Crime has not gone up, just reporting of it has gone up. When Kolonaki was attacked, it was front-page news for a week, as if it were a disaster. But it had already been attacked several times before and it just got a small mention. It was obvious as well that during December they had no filter for separating things, distinguishing, as a strategy; between acceptable actions and unacceptable ones. They furiously condemned everything, even some artists going into a theatre and dropping a banner against spectators; this was denounced disproportionately as fascist, as a sacrilege, in the same way they would rant against a ministry being attacked.

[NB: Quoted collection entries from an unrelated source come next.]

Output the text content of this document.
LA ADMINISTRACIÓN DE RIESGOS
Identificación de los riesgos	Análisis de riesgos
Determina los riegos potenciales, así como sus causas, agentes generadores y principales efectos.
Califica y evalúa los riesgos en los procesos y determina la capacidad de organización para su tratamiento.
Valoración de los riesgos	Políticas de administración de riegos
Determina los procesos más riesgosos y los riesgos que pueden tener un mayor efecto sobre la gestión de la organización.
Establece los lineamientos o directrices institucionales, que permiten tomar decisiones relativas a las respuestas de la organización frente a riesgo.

I know people who were in the army and they were put on yellow alert. They said they had talked with other soldiers and if they had been sent into the streets they would have given the arms to the people and there would have been a massacre - of the police, They even distributed a text. This led to a new regulation forbidding all political texts in the military. The government could not have called in the military because they would have mutinied. The government could not control the rebellion in a military way It was a political issue, not a military one. If there was even one more death the situation would really have gone out of control and they couldn’t risk this. It already was out of control, but I mean there would have been people shooting down cops during the demonstrations. The government had internal disagreements and it was obvious. In the high ministries they were insulting each other as malakas, so the government did not have cohesion. The ruling party only had a majority of one in parliament. Both the government and the police were seen as completely illegitimate by the general population and of course there was one part that called for repression but the more realistic members of the government dominated in the end. So there was a more communicative and political resolution of the whole thing. Calling in the army would have been a great mistake for them, this would have been the worst thing they could have done. After some rioters looted bows and arrows from this weird speciality shop on Omonia the media were reporting that the demonstrators had looted an arms shop and were marching on parliament, which would have required calling in the army. Segments of the elite were testing it, to see if it would catch.